What is the best sleeping position?

Good sleep is a key part of recovery but if you have ever tried to sleep with severe back or neck pain you will know just how hard it can be. Poor sleep will slow recovery and increase pain and this can quickly develop into an endless cycle of more pain and worsening sleep. 

In this article will go through the three main positions. Tips and suggestions are in the article to reduce back and neck pain at night.

wrong posture on bench.

Unfortunately, there is not a right or wrong position, but there are ways to improve it. Use pain as your guide and be prepared to switch positions regularly throughout the night in order to remain comfortable. Ideally you should anticipate it!!  

Fetal position

A pillow or support between knees can help of reduce twisting of the spine and pelvis.

A support under the trunk can help to reduce painful side bending. A small pillow of the right thickness and density can work for this purpose.

side posture wrong and correct posture.

For neck pain, make sure that your pillow is of the correct thickness and density to place your neck in a neutral position. My suggestion is to have it not too high or too low.

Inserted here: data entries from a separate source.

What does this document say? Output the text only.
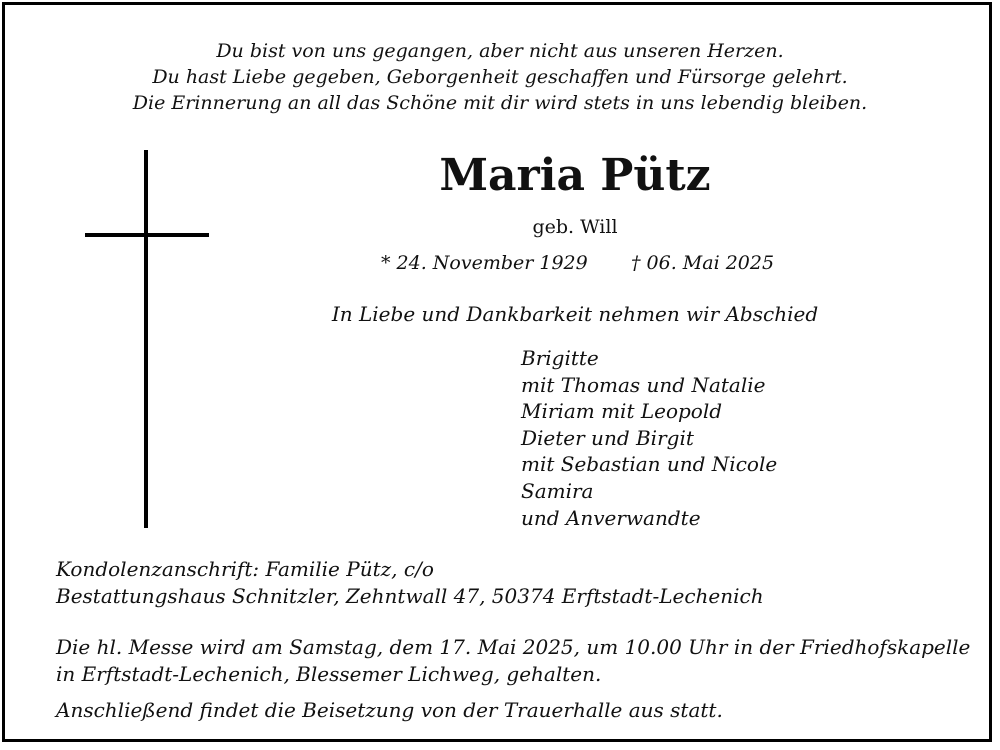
Du bist von uns gegangen, aber nicht aus unseren Herzen.
Du hast Liebe gegeben, Geborgenheit geschaffen und Fürsorge gelehrt.
Die Erinnerung an all das Schöne mit dir wird stets in uns lebendig bleiben.
Maria Pütz
geb. Will
* 24. November 1929 † 06. Mai 2025
In Liebe und Dankbarkeit nehmen wir Abschied
Brigitte
mit Thomas und Natalie
Miriam mit Leopold
Dieter und Birgit
mit Sebastian und Nicole
Samira
und Anverwandte
Kondolenzanschrift: Familie Pütz, c/o
Bestattungshaus Schnitzler, Zehntwall 47, 50374 Erftstadt-Lechenich
Die hl. Messe wird am Samstag, dem 17. Mai 2025, um 10.00 Uhr in der Friedhofskapelle
in Erftstadt-Lechenich, Blessemer Lichweg, gehalten.
Anschließend findet die Beisetzung von der Trauerhalle aus statt.
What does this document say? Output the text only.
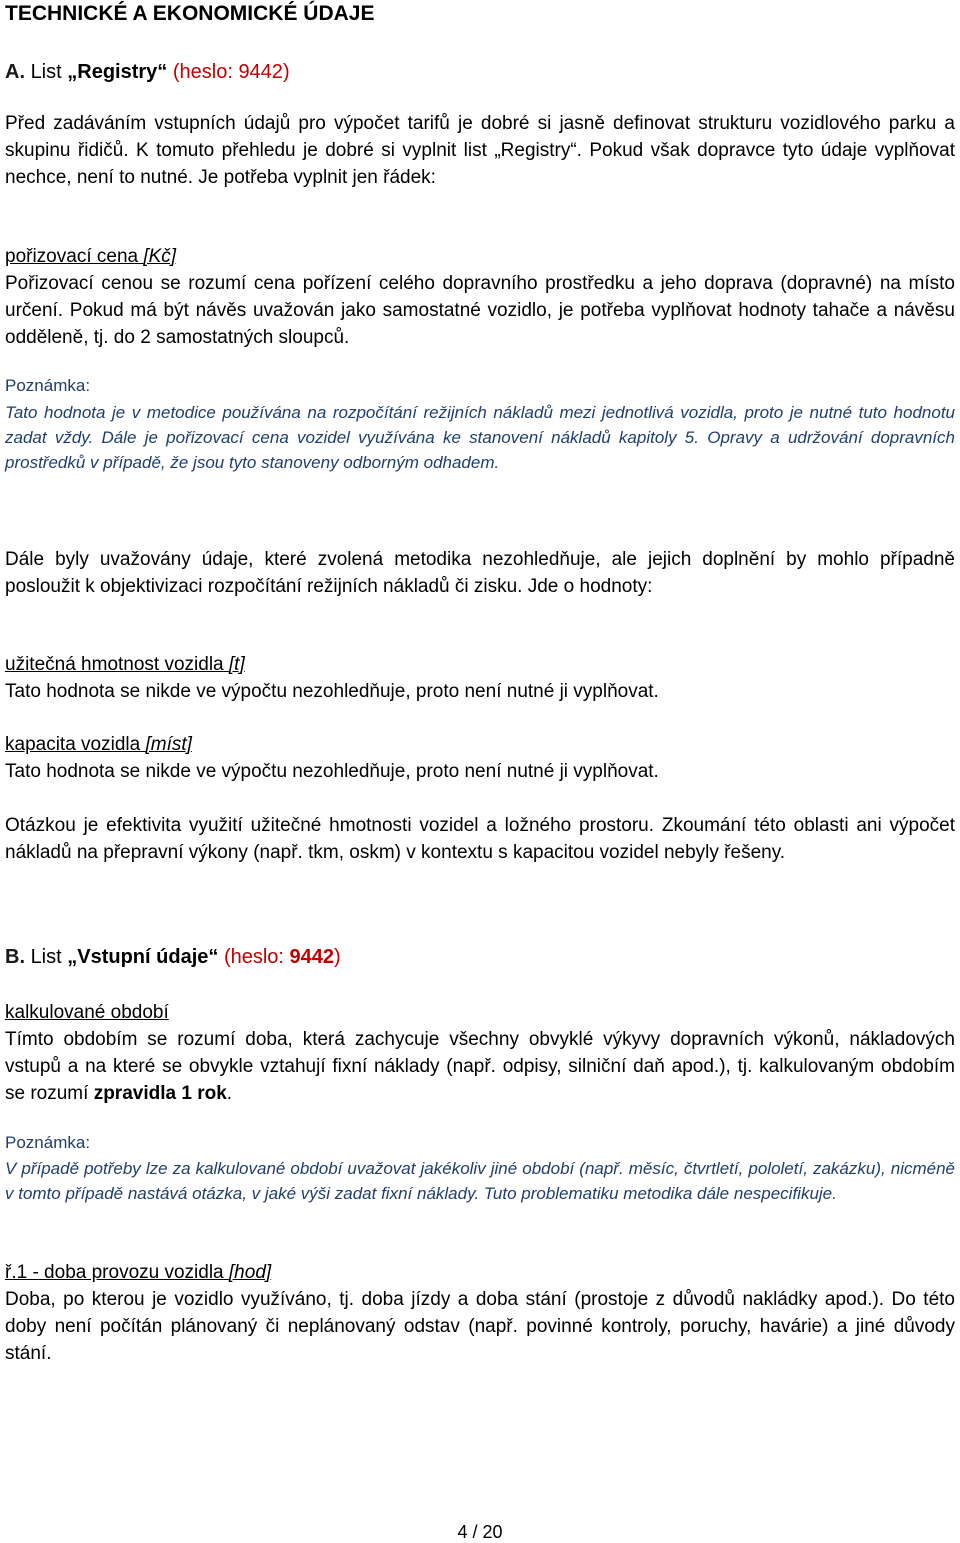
TECHNICKÉ A EKONOMICKÉ ÚDAJE
A. List „Registry“ (heslo: 9442)

Před zadáváním vstupních údajů pro výpočet tarifů je dobré si jasně definovat strukturu vozidlového parku a skupinu řidičů. K tomuto přehledu je dobré si vyplnit list „Registry“. Pokud však dopravce tyto údaje vyplňovat nechce, není to nutné. Je potřeba vyplnit jen řádek:

pořizovací cena [Kč]

Pořizovací cenou se rozumí cena pořízení celého dopravního prostředku a jeho doprava (dopravné) na místo určení. Pokud má být návěs uvažován jako samostatné vozidlo, je potřeba vyplňovat hodnoty tahače a návěsu odděleně, tj. do 2 samostatných sloupců.

Poznámka:

Tato hodnota je v metodice používána na rozpočítání režijních nákladů mezi jednotlivá vozidla, proto je nutné tuto hodnotu zadat vždy. Dále je pořizovací cena vozidel využívána ke stanovení nákladů kapitoly 5. Opravy a udržování dopravních prostředků v případě, že jsou tyto stanoveny odborným odhadem.

Dále byly uvažovány údaje, které zvolená metodika nezohledňuje, ale jejich doplnění by mohlo případně posloužit k objektivizaci rozpočítání režijních nákladů či zisku. Jde o hodnoty:

užitečná hmotnost vozidla [t]

Tato hodnota se nikde ve výpočtu nezohledňuje, proto není nutné ji vyplňovat.

kapacita vozidla [míst]

Tato hodnota se nikde ve výpočtu nezohledňuje, proto není nutné ji vyplňovat.

Otázkou je efektivita využití užitečné hmotnosti vozidel a ložného prostoru. Zkoumání této oblasti ani výpočet nákladů na přepravní výkony (např. tkm, oskm) v kontextu s kapacitou vozidel nebyly řešeny.

B. List „Vstupní údaje“ (heslo: 9442)
kalkulované období

Tímto obdobím se rozumí doba, která zachycuje všechny obvyklé výkyvy dopravních výkonů, nákladových vstupů a na které se obvykle vztahují fixní náklady (např. odpisy, silniční daň apod.), tj. kalkulovaným obdobím se rozumí zpravidla 1 rok.

Poznámka:

V případě potřeby lze za kalkulované období uvažovat jakékoliv jiné období (např. měsíc, čtvrtletí, pololetí, zakázku), nicméně v tomto případě nastává otázka, v jaké výši zadat fixní náklady. Tuto problematiku metodika dále nespecifikuje.

ř.1 - doba provozu vozidla [hod]

Doba, po kterou je vozidlo využíváno, tj. doba jízdy a doba stání (prostoje z důvodů nakládky apod.). Do této doby není počítán plánovaný či neplánovaný odstav (např. povinné kontroly, poruchy, havárie) a jiné důvody stání.

4 / 20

side posture on bed sleeping correct neck posture with pillow

On your back (supine) 

Generally, sleeping on your back should be the least problematic. Unlike sleeping on your front, your neck is in a much better and comfortable position. This will be a good choice for those experiencing neck pain.

However, it should be highlighted that this position is linked with snoring. This happens because the position will restrict the airways.

wrong posture sleeping and correct posture sleeping on back, supine

A support under your knees can help to reduce the compression of the spinal joints when laying on your back so this position can be helpful for facet joint pains or arthritic back problems.

Support under your lower back can help to prevent your lower back flexing into the mattress. This can be particularly helpful for those with disc problems.

For neck problems, use a pillow that is the right thickness and density to place your neck in a neutral position. The more rounded your mid-back, the thicker a pillow you will likely need, but a pillow that is too thick will put your head and neck in a flexed position:

neck position while sleeping on bed with high pillow

Prone (stomach sleeping)

Although this not a generally recommended long-term sleeping position for people experiencing neck pain. It can be comfortable in the short term for many people with lower back pain.